The council blocked 32 of the law’s 86 articles. These were supposedly contrary to the French constitution.
Associated Press reported:
“Among measures rejected were those making it harder for immigrants to bring their families to France, and limiting their access to social welfare. The bill also strengthens France’s ability to deport foreigners considered undesirable.
Groups who see the law as contrary to French values — and as a gift to the increasingly influential far right — protested ahead of the ruling outside the Constitutional Council across from the Louvre Museum in central Paris.
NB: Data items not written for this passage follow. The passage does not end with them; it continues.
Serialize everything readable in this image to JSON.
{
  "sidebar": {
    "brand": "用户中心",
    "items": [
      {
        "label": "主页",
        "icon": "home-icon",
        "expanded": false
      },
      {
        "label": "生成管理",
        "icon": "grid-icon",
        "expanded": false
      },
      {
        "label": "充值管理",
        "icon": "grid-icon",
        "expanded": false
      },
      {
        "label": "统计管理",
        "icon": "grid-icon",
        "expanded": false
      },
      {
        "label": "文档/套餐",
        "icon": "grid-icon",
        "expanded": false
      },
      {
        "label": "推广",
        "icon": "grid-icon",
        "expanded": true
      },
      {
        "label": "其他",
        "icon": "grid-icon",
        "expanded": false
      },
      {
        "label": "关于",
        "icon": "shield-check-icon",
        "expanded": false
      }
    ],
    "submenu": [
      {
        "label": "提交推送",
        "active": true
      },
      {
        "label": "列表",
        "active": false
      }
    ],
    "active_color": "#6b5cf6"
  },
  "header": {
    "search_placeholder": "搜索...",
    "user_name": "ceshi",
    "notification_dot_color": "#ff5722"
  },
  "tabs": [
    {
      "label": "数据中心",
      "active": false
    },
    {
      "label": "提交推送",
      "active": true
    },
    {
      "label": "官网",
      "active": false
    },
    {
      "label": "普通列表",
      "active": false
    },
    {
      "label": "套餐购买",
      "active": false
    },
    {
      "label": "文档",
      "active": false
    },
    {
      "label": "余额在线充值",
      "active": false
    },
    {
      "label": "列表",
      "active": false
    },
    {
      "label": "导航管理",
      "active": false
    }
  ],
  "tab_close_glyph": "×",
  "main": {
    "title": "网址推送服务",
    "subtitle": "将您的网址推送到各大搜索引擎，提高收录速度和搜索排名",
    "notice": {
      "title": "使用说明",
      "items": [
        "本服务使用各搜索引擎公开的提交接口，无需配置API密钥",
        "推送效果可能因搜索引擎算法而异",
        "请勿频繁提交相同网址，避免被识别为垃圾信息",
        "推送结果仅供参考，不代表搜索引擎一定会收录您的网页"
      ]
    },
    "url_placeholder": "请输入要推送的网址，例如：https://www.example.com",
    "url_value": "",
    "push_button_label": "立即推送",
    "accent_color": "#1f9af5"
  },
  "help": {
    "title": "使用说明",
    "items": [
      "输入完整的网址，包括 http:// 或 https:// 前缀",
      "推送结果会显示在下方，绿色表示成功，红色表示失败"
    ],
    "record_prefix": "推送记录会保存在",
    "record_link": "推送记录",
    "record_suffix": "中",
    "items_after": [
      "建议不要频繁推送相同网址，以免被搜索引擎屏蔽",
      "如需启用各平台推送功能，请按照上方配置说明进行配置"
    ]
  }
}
Other protests were also planned, and Paris police deployed special security measures for the day.”
Leftwing protesters accused Macron of caving into pressure from Marine Le Pen’s far-right National Rally party.
“The dispute comes amid tensions across Europe around migration and as anti-immigration parties on the far right are rising in popularity ahead of European Parliament elections in June.”
The government, rather than trying to get the stricken measures back, will push through the law ‘in the coming hours’.
Most of the 35 measures rejected were added to the bill to get right-wing votes for the bill.
But the government still insists that new law represents ‘a hardening of the immigration rules’.
“Foreigners legally in France could now be deported with criminal convictions. Even those who came to France before they were 13 or those who have lived in France for more than 20 years could be expelled if they are given substantial jail terms and deemed to be a ‘grave threat to public order’.
Interior Minister Gérald Darmanin said the Constitutional Council had validated all the government’s measures and it was now time to put the law into practice. ‘The Republic will never have had a law as tough as this,” he told France’s TF1 TV channel on Thursday night’.”
New 2023 migration number from France’s interior ministry show that the number of foreign offenders expelled from France rose by 10.7% to more than 17,000.
The number pales compared to asylum applications, that increased by 8.6% to almost 142,500.
“With European Parliament elections ahead in June, and without a majority in the National Assembly, President Emmanuel Macron is facing a strong challenge from the far right and he is reliant on parties outside the government to get legislation through.”
Five weeks ago the government the backing of right-wing Republicans and National Rally (RN) to push through its immigration law, but what about now?
“The French right is now pressing for a second immigration bill to be put forward, although the interior minister has made clear he has no intention of doing so.”